The teaching of food technology in secondary schools
This paper presents a summary of findings from a recent Australian study that investigated perceptions of ‘food technology’ as viewed by teachers in secondary schools compared to a wider professional view. Maintaining and fostering a coherent and accurate perception throughout the food technology career, from school leaver to professional undergraduate studies, is critical for both the evolution of the field of knowledge and the need to keep up with increasing world demand for food technologists and food innovation. While ‘food technology’ has been well established in most secondary school curriculum offerings, a contradiction has emerged between the ‘school view’ of the Food Technology label, and the ‘professional view’ of the same.
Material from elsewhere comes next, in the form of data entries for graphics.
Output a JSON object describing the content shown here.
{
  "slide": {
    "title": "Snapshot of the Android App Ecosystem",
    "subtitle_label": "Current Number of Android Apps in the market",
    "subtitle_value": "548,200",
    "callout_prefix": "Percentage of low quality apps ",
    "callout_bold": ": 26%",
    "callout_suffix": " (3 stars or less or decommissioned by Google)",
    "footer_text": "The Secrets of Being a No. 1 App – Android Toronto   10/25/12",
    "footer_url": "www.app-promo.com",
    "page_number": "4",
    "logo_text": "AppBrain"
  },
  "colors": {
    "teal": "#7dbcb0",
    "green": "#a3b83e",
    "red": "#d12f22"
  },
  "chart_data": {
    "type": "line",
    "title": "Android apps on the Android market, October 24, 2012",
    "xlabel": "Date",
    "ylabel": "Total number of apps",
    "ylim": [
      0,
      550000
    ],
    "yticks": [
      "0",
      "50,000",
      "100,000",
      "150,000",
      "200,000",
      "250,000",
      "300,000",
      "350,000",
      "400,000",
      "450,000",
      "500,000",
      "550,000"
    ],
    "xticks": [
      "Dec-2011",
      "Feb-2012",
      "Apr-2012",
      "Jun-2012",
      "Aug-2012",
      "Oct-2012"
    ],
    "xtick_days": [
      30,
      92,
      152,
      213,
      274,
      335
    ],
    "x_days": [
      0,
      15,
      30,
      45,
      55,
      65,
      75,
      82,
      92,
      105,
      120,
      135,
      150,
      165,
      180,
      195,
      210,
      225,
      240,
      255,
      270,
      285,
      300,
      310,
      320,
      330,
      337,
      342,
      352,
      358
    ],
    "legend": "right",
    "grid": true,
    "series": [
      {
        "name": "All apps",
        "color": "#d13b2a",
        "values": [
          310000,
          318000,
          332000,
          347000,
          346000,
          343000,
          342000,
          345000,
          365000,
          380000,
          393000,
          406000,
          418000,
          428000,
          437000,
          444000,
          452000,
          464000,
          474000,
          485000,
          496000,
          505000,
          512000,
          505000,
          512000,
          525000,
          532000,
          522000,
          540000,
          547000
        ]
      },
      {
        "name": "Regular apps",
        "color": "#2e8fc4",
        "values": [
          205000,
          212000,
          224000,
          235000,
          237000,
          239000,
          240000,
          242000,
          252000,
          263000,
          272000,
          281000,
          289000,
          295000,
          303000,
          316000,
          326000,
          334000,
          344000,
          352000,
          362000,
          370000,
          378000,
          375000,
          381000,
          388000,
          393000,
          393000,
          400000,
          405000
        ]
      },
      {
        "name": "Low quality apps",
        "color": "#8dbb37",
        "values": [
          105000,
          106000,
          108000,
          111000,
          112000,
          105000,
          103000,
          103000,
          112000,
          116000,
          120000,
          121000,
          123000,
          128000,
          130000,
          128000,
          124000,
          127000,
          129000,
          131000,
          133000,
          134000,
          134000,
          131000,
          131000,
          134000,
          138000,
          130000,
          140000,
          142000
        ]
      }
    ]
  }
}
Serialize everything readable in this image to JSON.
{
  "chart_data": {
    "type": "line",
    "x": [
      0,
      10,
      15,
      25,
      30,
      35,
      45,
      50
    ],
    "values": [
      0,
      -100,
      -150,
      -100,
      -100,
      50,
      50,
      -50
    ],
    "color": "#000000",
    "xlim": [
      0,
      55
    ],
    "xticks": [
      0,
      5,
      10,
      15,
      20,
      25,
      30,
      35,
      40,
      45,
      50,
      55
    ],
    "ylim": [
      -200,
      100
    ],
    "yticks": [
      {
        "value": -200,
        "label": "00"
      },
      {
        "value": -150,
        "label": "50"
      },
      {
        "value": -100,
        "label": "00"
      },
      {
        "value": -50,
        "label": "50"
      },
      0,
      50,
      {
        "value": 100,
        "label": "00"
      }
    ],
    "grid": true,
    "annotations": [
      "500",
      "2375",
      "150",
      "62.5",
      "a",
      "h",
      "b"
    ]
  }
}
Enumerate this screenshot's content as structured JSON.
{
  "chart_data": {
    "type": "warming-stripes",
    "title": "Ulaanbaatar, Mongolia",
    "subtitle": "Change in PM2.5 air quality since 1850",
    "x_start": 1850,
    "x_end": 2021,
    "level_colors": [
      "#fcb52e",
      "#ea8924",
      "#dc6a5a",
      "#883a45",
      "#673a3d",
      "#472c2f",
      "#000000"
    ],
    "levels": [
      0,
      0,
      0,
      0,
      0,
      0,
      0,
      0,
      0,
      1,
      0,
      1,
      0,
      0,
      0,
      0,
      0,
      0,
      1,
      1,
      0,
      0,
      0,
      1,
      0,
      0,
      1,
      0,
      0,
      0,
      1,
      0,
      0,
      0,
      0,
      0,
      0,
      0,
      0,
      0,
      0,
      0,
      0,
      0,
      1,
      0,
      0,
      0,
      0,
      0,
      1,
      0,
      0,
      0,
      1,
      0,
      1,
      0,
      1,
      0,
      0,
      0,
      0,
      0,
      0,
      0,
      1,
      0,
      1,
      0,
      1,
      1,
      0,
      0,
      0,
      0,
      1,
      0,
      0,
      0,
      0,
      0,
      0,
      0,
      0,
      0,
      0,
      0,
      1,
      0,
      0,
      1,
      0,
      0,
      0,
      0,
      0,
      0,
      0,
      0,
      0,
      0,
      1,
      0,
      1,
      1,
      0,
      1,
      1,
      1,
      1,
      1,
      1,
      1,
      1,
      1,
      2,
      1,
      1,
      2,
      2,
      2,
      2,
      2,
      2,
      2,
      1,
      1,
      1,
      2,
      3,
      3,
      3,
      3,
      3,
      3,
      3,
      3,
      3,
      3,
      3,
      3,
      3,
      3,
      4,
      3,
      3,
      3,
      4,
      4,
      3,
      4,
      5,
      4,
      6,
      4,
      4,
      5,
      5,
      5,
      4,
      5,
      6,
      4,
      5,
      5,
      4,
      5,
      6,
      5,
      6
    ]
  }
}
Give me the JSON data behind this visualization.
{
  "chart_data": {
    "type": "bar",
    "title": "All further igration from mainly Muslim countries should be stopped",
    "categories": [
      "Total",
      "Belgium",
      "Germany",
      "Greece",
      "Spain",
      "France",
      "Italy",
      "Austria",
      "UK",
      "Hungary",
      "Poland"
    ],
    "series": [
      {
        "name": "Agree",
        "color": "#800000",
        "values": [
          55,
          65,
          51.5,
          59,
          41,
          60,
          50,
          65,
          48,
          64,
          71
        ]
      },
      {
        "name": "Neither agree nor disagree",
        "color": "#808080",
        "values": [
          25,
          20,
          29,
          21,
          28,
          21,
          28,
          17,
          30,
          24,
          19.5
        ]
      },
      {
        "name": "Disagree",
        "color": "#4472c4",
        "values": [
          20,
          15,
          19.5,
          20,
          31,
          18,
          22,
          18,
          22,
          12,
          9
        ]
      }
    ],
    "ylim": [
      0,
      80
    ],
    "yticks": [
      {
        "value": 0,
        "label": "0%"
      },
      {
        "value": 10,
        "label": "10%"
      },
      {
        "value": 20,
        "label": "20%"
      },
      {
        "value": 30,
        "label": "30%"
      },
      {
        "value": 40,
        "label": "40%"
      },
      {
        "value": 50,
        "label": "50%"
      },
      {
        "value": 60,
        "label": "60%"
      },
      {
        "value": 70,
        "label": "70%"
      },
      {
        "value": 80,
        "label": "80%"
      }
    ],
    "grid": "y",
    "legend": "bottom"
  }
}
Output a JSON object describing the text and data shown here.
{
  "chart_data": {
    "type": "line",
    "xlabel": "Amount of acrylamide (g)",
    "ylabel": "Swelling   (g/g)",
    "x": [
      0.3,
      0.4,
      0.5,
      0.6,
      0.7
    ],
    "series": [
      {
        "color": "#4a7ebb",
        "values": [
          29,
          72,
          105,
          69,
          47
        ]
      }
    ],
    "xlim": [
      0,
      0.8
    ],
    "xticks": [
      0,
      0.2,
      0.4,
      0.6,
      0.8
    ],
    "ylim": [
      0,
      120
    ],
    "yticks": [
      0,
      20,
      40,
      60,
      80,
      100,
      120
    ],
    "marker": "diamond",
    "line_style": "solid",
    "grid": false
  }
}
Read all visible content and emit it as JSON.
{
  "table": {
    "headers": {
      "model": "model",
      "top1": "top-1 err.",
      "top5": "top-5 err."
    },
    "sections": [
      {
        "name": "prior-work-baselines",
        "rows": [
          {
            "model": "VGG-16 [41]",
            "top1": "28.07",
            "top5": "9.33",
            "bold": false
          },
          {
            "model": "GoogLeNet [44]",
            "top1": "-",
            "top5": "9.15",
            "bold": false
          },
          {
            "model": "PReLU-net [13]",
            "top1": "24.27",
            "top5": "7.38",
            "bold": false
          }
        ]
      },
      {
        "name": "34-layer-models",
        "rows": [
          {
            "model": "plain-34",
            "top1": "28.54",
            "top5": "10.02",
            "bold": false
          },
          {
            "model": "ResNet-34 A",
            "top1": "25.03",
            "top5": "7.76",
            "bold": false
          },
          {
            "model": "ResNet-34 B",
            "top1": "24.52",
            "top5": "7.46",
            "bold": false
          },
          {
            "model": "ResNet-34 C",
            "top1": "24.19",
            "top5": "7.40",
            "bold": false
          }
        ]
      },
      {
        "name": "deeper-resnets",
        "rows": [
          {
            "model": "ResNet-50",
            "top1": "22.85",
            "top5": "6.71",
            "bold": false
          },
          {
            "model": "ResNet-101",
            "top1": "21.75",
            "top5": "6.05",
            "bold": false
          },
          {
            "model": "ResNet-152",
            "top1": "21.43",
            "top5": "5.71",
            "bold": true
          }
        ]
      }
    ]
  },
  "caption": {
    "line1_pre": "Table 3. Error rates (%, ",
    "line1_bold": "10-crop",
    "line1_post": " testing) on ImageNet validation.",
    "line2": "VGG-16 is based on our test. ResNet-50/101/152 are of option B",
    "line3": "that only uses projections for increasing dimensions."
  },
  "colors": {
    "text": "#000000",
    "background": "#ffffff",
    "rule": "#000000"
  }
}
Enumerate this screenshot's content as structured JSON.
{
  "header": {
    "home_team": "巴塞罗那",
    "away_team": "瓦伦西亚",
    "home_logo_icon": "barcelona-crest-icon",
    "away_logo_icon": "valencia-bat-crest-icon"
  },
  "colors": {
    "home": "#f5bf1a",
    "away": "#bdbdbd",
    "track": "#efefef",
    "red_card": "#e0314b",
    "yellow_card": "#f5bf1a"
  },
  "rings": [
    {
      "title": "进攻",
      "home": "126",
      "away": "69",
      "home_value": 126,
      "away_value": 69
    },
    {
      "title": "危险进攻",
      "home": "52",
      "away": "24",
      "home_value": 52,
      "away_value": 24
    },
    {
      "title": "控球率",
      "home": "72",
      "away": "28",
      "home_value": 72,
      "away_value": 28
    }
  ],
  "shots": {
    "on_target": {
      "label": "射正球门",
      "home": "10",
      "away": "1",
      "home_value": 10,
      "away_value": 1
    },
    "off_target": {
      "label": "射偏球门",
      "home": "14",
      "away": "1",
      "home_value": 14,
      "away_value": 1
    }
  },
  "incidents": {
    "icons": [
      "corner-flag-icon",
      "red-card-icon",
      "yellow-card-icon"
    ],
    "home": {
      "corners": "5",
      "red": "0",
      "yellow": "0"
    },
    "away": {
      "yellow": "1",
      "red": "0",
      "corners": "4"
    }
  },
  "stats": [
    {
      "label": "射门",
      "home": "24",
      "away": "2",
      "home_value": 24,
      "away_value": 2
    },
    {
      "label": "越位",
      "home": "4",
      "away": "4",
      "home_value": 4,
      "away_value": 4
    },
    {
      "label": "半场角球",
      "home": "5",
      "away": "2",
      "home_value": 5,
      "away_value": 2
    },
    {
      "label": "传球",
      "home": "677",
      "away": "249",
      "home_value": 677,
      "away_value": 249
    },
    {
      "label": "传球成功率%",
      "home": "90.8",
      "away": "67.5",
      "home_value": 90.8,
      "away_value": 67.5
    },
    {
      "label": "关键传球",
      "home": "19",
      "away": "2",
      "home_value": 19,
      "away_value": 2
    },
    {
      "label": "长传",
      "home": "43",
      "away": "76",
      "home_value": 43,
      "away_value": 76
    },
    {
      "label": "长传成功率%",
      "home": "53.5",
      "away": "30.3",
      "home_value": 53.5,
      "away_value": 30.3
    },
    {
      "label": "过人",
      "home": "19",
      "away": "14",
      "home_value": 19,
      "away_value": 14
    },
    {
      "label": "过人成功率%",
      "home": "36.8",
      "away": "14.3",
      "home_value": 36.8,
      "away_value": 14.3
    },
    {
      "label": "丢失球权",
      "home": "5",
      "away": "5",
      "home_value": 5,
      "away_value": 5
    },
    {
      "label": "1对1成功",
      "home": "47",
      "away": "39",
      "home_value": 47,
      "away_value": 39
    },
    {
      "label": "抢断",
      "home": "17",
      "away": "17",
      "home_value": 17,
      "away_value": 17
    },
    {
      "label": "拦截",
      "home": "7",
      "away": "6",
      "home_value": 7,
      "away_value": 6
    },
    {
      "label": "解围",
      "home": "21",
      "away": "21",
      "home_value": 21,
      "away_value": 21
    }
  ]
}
A point for debate is that career pathways are confused because of the use of identical language to describe different approaches causing a significant problem for the food profession. The research reported here draws on an emerging framework known as ‘Technacy Genre Theory’. It offers an index that defines the nature of the degree of agreement between two forms of technological practice. The research confirmed that the label of ‘Food Technology’ is perceived significantly and substantially differently between schoolteachers and the wider relevant food profession. The paper concludes with the proposition that Technacy Genre Theory offers a new method for comparing and clarifying many combinations of technological typologies of practice.
Turner, A & Seemann, K 2010, 'The teaching of food technology in secondary schools', paper presented at the 43rd Annual Australian Institute of Food Science and Technology Convention, 'Creating the Future of Food', Albert Park, Vic., 25-29 July.